Escobar’s Time at La Catedral
The Narco’s ability to use his influence to his advantage was no more apparent than during his time at La Catedral. Despite his surrender conditions, Escobar could still smuggle cocaine and run his cartel with ease. As a result, many government officials declared that Pablo’s “prison” sentence was a complete farce.
He was still in charge, and the government had no control over him. Yet, even with this apparent breach of agreement, the Columbian government still allowed Escobar to serve his time at La Catedral.
At the time, President Cesar Gavira declared that Escobar’s treatment would fall within the demands of the law, but no one was buying it. The writing was on the wall; Escobar had won again. Perhaps adding insult to injury, the government added an amendment to the constitution stating the government could extradite no citizens to the United States.
Escobar was free to do as he pleased since the government allowed him to run his prison his way. Often Pablo would have professional soccer players, prostitutes, and parties at his “prison on many occasions.”
Unfortunately, the level of security was so low that Escobar’s brutality was rampant, as sources say he tortured and killed four of his lieutenants over a monetary dispute.
The Government Cracks Down
Pablo Escobar only spent 13 months at La Catedral before escaping on July 22, 1992. His escape is still a mystery, but undoubtedly, he had bribed his way to the top positions in the government.
When two officials came to tell him that things were changing and he was being moved to a more secure location under the government’s control, Escobar held them hostage, as he decided what to do with them.
However, before he could kill them, a firefight broke out, and Escobar was able to escape in the commotion.

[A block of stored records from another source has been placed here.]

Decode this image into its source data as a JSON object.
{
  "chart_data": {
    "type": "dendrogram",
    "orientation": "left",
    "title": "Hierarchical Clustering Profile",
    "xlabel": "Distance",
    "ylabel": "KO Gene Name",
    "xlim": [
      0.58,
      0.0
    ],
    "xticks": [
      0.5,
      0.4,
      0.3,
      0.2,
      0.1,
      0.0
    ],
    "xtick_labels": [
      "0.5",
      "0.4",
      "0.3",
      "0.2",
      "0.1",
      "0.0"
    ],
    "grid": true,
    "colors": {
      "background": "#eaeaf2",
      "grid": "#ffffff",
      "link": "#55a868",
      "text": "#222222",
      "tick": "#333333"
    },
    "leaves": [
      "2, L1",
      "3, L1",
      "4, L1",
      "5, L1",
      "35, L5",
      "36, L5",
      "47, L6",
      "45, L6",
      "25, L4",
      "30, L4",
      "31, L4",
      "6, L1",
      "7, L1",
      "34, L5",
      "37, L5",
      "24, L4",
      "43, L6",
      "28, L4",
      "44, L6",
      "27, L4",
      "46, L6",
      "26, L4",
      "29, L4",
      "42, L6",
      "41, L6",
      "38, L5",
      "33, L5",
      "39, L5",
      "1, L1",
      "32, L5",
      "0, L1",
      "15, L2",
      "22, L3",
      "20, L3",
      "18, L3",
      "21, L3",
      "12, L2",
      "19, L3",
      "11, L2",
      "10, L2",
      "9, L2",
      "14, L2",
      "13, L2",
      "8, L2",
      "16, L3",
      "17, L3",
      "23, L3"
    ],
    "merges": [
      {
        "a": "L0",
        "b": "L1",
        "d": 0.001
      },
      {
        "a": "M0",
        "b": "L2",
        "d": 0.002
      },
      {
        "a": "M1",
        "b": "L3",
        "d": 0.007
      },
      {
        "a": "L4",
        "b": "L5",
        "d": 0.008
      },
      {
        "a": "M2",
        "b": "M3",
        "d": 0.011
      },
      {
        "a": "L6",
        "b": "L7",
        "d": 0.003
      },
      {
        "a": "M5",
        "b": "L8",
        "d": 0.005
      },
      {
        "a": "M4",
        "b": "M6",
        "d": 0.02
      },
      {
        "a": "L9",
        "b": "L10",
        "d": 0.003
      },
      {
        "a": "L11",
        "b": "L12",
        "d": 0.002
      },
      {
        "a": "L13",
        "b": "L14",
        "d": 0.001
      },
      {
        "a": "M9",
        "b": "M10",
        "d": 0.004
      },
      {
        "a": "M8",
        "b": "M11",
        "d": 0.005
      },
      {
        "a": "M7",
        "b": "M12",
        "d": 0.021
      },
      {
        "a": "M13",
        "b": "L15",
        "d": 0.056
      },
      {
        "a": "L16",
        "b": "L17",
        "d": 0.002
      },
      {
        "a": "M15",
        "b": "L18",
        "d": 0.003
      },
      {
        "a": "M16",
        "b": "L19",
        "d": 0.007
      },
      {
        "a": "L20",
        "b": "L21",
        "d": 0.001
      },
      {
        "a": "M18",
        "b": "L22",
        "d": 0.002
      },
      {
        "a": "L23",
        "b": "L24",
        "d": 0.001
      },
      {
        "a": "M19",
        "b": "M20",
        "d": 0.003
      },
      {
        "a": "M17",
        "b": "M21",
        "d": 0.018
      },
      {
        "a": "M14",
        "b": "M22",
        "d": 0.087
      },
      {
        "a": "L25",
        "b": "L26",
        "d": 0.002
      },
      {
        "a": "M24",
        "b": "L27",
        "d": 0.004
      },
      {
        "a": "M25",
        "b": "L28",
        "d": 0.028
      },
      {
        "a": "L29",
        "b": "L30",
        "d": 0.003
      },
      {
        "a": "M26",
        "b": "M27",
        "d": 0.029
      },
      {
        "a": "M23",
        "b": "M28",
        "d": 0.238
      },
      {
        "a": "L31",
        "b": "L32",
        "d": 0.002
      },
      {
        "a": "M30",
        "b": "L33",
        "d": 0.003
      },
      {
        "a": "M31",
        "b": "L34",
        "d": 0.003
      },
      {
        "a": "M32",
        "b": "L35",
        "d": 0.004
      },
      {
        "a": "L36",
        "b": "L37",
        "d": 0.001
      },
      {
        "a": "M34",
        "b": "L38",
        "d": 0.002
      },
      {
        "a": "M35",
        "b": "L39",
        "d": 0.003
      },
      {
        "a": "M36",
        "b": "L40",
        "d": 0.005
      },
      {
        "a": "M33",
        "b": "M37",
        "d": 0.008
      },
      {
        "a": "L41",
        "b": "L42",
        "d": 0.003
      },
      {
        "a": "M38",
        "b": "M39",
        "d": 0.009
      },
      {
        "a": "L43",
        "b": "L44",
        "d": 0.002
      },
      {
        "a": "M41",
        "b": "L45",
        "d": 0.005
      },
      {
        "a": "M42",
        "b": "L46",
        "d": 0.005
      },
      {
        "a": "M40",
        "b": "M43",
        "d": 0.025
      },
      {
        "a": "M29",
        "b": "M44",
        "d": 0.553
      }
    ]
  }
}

This was a turning point for the Columbian government.
They could no longer turn a blind eye to Escobar’s atrocities. The government finally decided to launch an all-out offensive against the drug lord. Seeking the help of the United States and Los Pepes, the National Police of Columbia, known as Search Bloc, pursued the Narco.
A massive search ensued, and despite the resources put into his capture, Escobar managed to evade capture for seventeen months. Finally, it wasn’t until a day after his 44th birthday that Escobar died in a shootout with Colombian National Police.
Escobar’s Legacy Today
While many believe that Pablo Escobar’s time at La Catedral was nothing more than a way for him to continue his illegal activities, there is no denying that the prison symbolized his power and influence.
La Catedral will forever be one of the most infamous prisons, and it serves as a reminder of the dangers of the cartels’ power. It also serves as an asylum for the poor and elderly run by Benedictine monks.